Whether a highlight is clipped is not the best way to judge a good HDR image and it also does not determine if the projector/TV is actually dynamic tone mapping. When watching HDR content, sometimes brighter highlights will still be clipped, but Sony believes this is necessary to keep most of the image on screen as close to the director’s intent as possible.

Different projector manufacturers utilize different HDR tone mapping algorithms to try to deliver the best picture possible. There is no right or wrong way to dynamic tone map because it is always a compromise, so just choose the HDR look you prefer. Since no projector today can accurately reproduce the entire HDR signal, isn’t that what really matters?

The most significant upgrade to the VPL-VW915ES is that its video processing is now powered by a version of Sony’s powerful X1 processor that has been optimized specially for projector applications. This processor is what gives the projector the ability to do scene by scene HDR tone mapping

As mentioned in the VW915ES review, that unit delivered the best image quality I have ever seen in my test lab room. I can confidently attest that the VW915ES produced the best looking, most eye-popping HDR picture I have ever seen on my screen in my test lab earning it one of our Hot Product Awards.

Click below to check out the VPL-VW915ES review.

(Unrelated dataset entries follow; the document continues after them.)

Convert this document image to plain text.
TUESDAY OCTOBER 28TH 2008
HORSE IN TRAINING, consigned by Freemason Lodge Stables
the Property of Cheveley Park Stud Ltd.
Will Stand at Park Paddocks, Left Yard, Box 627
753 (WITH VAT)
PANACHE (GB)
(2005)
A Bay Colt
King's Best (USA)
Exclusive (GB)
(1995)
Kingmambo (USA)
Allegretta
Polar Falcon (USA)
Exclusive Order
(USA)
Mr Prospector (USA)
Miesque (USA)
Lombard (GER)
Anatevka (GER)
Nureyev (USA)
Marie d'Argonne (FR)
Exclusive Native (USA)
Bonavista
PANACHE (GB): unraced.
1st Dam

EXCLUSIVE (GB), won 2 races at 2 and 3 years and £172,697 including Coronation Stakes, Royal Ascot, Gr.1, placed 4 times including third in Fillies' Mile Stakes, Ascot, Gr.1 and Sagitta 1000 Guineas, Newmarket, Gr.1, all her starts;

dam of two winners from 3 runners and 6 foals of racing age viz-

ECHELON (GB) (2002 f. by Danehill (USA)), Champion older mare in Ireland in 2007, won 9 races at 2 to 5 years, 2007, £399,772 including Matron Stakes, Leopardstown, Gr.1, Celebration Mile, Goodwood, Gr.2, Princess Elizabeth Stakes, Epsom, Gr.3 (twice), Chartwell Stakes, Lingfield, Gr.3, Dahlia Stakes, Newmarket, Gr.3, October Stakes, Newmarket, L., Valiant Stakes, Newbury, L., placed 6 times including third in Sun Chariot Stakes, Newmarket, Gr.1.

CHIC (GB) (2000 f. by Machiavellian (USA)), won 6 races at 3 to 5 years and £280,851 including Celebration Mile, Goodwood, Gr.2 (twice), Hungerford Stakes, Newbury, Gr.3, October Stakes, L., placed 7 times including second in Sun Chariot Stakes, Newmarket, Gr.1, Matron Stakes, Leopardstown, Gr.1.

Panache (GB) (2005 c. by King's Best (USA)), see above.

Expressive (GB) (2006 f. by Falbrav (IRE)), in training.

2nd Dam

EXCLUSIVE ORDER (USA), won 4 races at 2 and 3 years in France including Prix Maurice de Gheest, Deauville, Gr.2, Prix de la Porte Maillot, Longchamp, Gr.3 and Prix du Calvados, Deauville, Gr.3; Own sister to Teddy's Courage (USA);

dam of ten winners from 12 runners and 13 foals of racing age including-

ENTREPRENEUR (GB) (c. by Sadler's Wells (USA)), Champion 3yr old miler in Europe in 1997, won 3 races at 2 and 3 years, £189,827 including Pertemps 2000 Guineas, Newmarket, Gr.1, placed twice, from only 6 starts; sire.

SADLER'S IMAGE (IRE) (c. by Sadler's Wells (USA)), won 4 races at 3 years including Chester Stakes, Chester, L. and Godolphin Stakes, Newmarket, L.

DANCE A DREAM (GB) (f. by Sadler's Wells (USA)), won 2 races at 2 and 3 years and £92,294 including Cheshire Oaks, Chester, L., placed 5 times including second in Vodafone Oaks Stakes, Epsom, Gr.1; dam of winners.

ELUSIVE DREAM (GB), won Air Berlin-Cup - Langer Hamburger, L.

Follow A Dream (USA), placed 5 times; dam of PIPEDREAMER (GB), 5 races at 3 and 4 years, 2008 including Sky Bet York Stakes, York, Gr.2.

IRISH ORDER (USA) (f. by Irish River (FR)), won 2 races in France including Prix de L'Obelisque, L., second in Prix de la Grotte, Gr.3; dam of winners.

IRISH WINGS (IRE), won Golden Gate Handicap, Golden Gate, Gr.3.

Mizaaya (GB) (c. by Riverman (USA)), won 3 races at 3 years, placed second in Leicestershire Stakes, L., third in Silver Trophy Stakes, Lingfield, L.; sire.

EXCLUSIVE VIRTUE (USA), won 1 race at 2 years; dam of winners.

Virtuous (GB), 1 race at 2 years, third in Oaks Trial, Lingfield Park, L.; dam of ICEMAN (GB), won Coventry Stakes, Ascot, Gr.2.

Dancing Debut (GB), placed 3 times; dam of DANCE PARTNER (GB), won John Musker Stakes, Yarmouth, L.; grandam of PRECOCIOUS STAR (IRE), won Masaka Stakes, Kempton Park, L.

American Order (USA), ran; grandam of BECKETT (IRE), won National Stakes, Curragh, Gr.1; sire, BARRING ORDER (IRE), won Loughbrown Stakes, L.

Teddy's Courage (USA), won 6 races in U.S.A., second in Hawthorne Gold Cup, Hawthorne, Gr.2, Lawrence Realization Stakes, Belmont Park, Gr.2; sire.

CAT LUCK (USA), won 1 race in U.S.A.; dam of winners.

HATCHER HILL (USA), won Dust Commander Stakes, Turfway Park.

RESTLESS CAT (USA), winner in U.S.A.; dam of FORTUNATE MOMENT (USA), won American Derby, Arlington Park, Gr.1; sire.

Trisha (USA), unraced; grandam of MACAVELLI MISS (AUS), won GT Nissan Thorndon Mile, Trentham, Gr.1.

VPL-GTZ380 - Incredible Capabilities Combined with The Biggest Brain

In the future, as the brightness and contrast of home theater projectors increase, the clipped highlight information can be restored without making the HDR image look flat. For example, the X-1 processor in a 10,000 lumen Sony VPL-GTZ380 will clip fewer bright highlight details than an X1 processor found in the 2,000 lumen VPL-VW915ES. In fact, the GTZ-380 is bright enough to reproduce HDR mastered at 1,000 nits on a 100” screen with zero tone mapping.

BTW, if you are lucky enough to be able to afford an insanely bright projector like the GTZ380 for your home theater, you don’t have to worry about the HDR image being too bright. Since each pixel in HDR content is assigned a specific brightness when accurately reproduced that pixel will have the same brightness on a 10,000 nit projector or a 2,000 nit projector.

In addition to a rated brightness of 10,000 lumens, 100% DCI-P3 color coverage, and a 16;000:1 native contrast the flagship VPL-GTZ380 is also equipped with an even bigger brain. The X1 Ultimate is probably the most powerful video processor ever utilized in a home theater projector. Originally designed for Sony’s state of the art Master Series LCD and OLED TV, the X1 Ultimate adds two additional processing features.

First is Object-based HDR Remaster which analyzes and adjusts the colors and contrast of individual objects on the screen. So while some projectors can adjust contrast frame by frame, it done along a single contrast curve, the X1 Ultimate adjust each object in each frame individually using multiple contrast curves per frame. The Dynamic HDR Enhancer and Object based HDR Remaster features work together to maintain even more of the highlight and shadow detail found in HDR content.

The second feature called Dual Database Processing ensures even better 4K upscaling. Two powerful image improvement databases work together, dynamically improving images in real time. 4K X-Reality PRO™ upscales images to near 4K clarity while a second database cleans the picture and reduces on-screen noise.

To learn more about Sony's flagship home theater projector, check our product introduction article.

Even when HDR content is mastered for professional cinema, the colorist and director still make hard decisions on what brightness information to keep, what to compress, and what to throw away. Since consumer HDR content is mastered for a much brighter flat panel, similar choices must be made by the projector’s video processor.

By combining high-quality components with powerful processing, projector manufacturers like Sony continue to improve the HD, 4K, and HDR image quality of their home theater projectors.